Error was concentrated in a handful of variables on the probability-based panels but widespread on the opt-in samples
On each of the probability-based panels, the number of benchmarks for which average absolute error was greater than 5 percentage points ranged from two to five out of 28. About half (between 14 and 15 benchmarks) had under 2 points of average absolute error. Large errors were more widespread on the opt-in samples, which had between 11 and 17 benchmarks with error greater than 5 points. Fewer benchmarks (between three and seven) on the opt-in samples had average absolute error below 2 points.
Probability-based panels consistently overestimated 2020 voter turnout
The only benchmark that had consistently high error on all three probability-based panels was voter turnout in the 2020 presidential election, which they each overestimated by +8 or +9 percentage points. This suggests that despite the inclusion of volunteerism and voter registration in weighting adjustments, the overrepresentation of politically and civically engaged individuals remains an important challenge for probability-based panels. By contrast, turnout was one of the most accurate variables on the opt-in samples, two of which came within 1 point of the benchmark while the third exceeded the benchmark by +3 points.

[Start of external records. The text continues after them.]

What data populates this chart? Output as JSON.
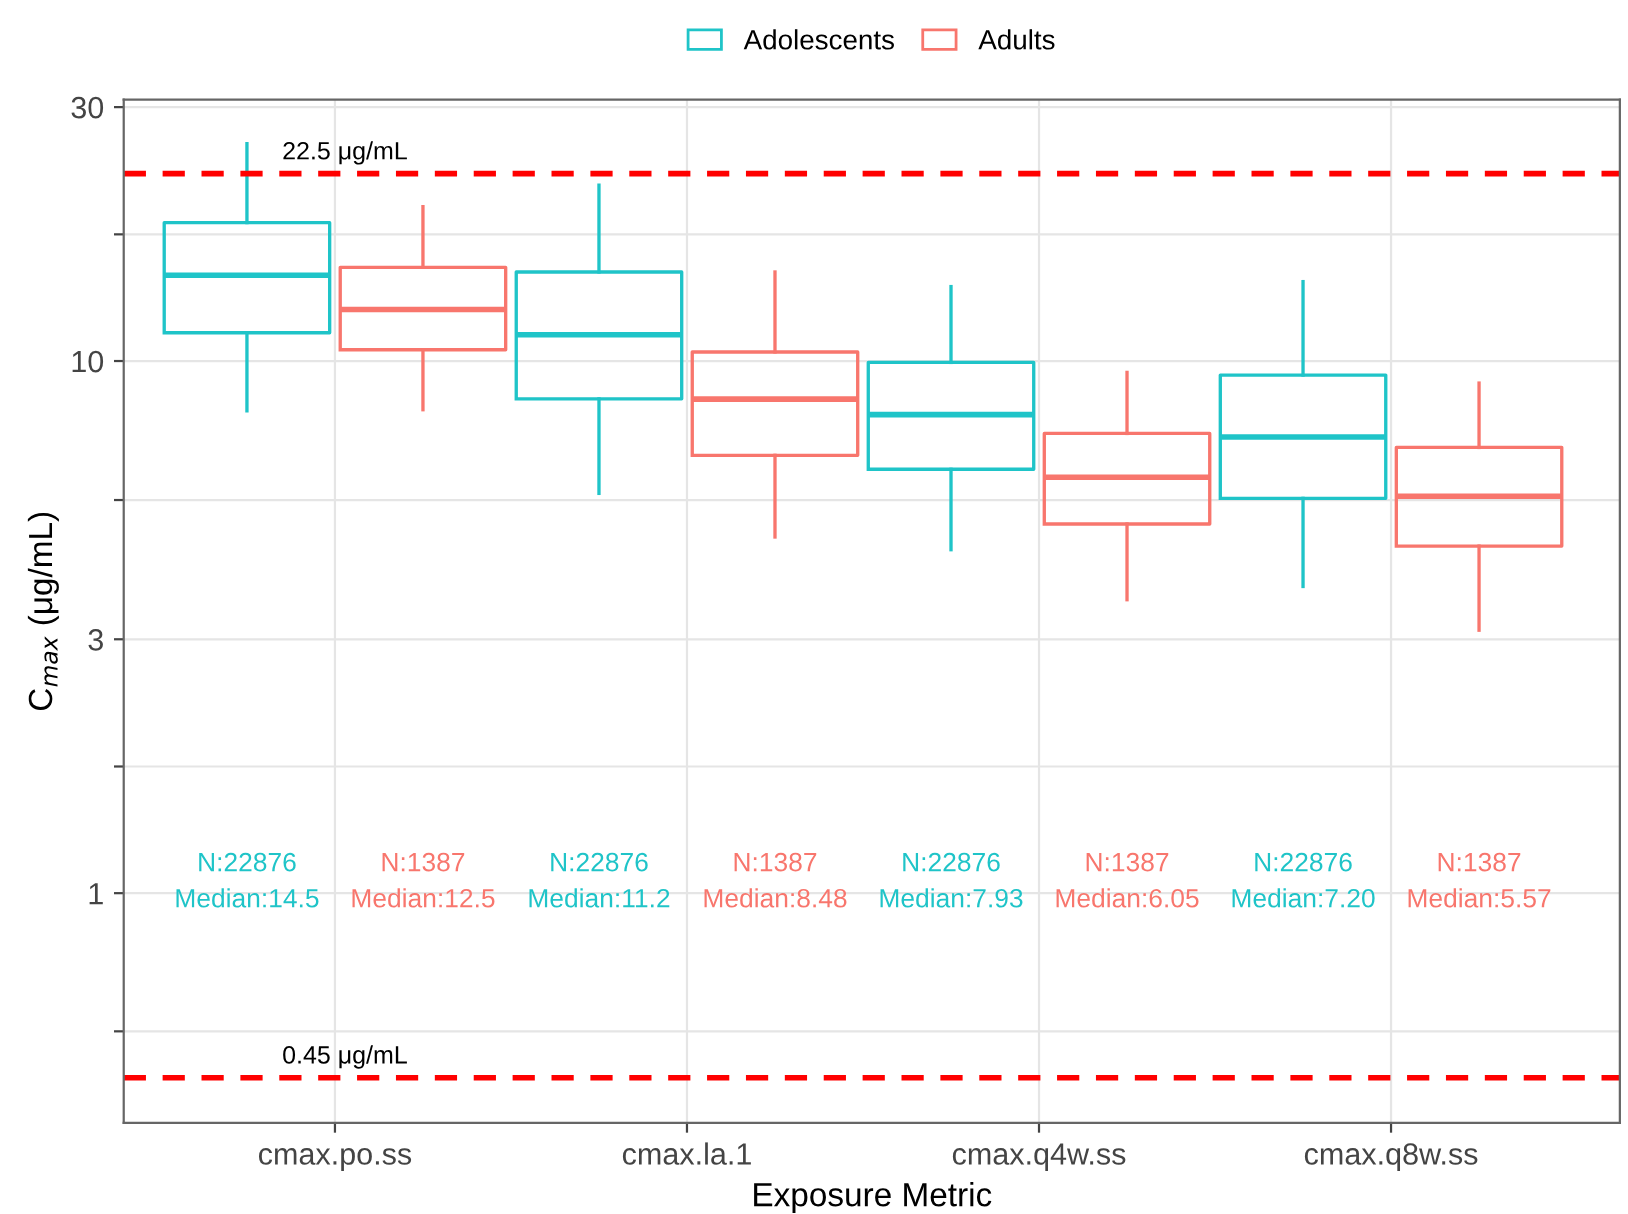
{
  "chart_data": {
    "type": "box",
    "xlabel": "Exposure Metric",
    "ylabel": "C$_{max}$ (μg/mL)",
    "categories": [
      "cmax.po.ss",
      "cmax.la.1",
      "cmax.q4w.ss",
      "cmax.q8w.ss"
    ],
    "series": [
      {
        "name": "Adolescents",
        "color": "#1fc4c8",
        "value_labels": [
          "N:22876\nMedian:14.5",
          "N:22876\nMedian:11.2",
          "N:22876\nMedian:7.93",
          "N:22876\nMedian:7.20"
        ],
        "boxes": [
          {
            "low": 8.06,
            "q1": 11.3,
            "median": 14.5,
            "q3": 18.2,
            "high": 25.6
          },
          {
            "low": 5.64,
            "q1": 8.49,
            "median": 11.2,
            "q3": 14.7,
            "high": 21.4
          },
          {
            "low": 4.42,
            "q1": 6.26,
            "median": 7.93,
            "q3": 9.94,
            "high": 13.8
          },
          {
            "low": 3.77,
            "q1": 5.52,
            "median": 7.2,
            "q3": 9.41,
            "high": 14.1
          }
        ]
      },
      {
        "name": "Adults",
        "color": "#f8766d",
        "value_labels": [
          "N:1387\nMedian:12.5",
          "N:1387\nMedian:8.48",
          "N:1387\nMedian:6.05",
          "N:1387\nMedian:5.57"
        ],
        "boxes": [
          {
            "low": 8.1,
            "q1": 10.5,
            "median": 12.5,
            "q3": 15.0,
            "high": 19.5
          },
          {
            "low": 4.67,
            "q1": 6.65,
            "median": 8.48,
            "q3": 10.4,
            "high": 14.7
          },
          {
            "low": 3.56,
            "q1": 4.94,
            "median": 6.05,
            "q3": 7.31,
            "high": 9.52
          },
          {
            "low": 3.12,
            "q1": 4.49,
            "median": 5.57,
            "q3": 6.88,
            "high": 9.09
          }
        ]
      }
    ],
    "log": "y",
    "ylim": [
      0.37,
      31
    ],
    "yticks": [
      1,
      3,
      10,
      30,
      {
        "value": 0.55,
        "label": null
      },
      {
        "value": 1.73,
        "label": null
      },
      {
        "value": 5.48,
        "label": null
      },
      {
        "value": 17.3,
        "label": null
      }
    ],
    "ref_lines": [
      {
        "axis": "y",
        "value": 22.5,
        "label": "22.5 μg/mL",
        "color": "#ff0000",
        "line_style": "dashed"
      },
      {
        "axis": "y",
        "value": 0.45,
        "label": "0.45 μg/mL",
        "color": "#ff0000",
        "line_style": "dashed"
      }
    ],
    "grid": true,
    "legend": "top"
  }
}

Much of the error on the opt-in samples appears to be due to ‘bogus respondents,’ who usually say ‘Yes’ regardless of the question
In the online opt-in samples, an average of 8% of all adults, 15% of 18- to 29-year-olds and 19% of Hispanic adults answered “Yes” on at least 10 out of 16 Yes/No questions that were asked of every respondent. The corresponding shares on the probability-based panels were between 1% and 2% for each group. Similarly large shares reported having received at least three of four types of government benefits (Social Security, food stamps, unemployment compensation or workers’ compensation) even though such individuals are virtually nonexistent in the true population. It is highly unlikely that the few individuals who do fit that description are massively overrepresented in online opt-in samples. Instead, this pattern suggests that much of the error on the online opt-in samples is due to the presence of “bogus respondents,” who make little or no effort to answer questions truthfully.
What is new about this benchmarking study?
Polling insiders may wonder why we conducted this study. Other research teams (including our own several years ago) have done similar comparisons and arrived at the same result: Probability-based samples tend to be more accurate, even if recent election polls are an exception.
One major reason we conducted this study is because it offers something new. This benchmarking study is the first to estimate the accuracy of multiple online probability-based panels in the United States. This allows us to answer a previously unaddressed question: Do different probability-based panels tend to offer similar data quality or not? The three probability-based panels tested in this study performed about the same. The average absolute error ranged from just 2.3 to 3.0 percentage points – good news for researchers seeking a reliable polling method. It’s worth noting that this study considered fairly general topics (e.g., employment, marital status), and that the results might differ if a survey focused on a more niche topic, like poverty.
The second major reason we conducted this study was that in the time since our 2016 study, there have been a number of major changes to the ATP’s methodology made in response to that study’s findings, other challenges that have arisen in the intervening years, and the Center’s evolving research needs:
- We changed how we recruit, moving from telephone to an address-based approach.
- We began subsampling the panel rather than routinely interviewing everyone.
- We changed how we weight the panel, adding in adjustments for volunteerism, religion and other factors.
- We began retiring panelists from overrepresented segments of the population.
The study reported here is, in part, our effort to measure whether those improvements made a difference, allowing us to determine how the new, improved ATP stacks up against opt-in samples and against other probability-based panels.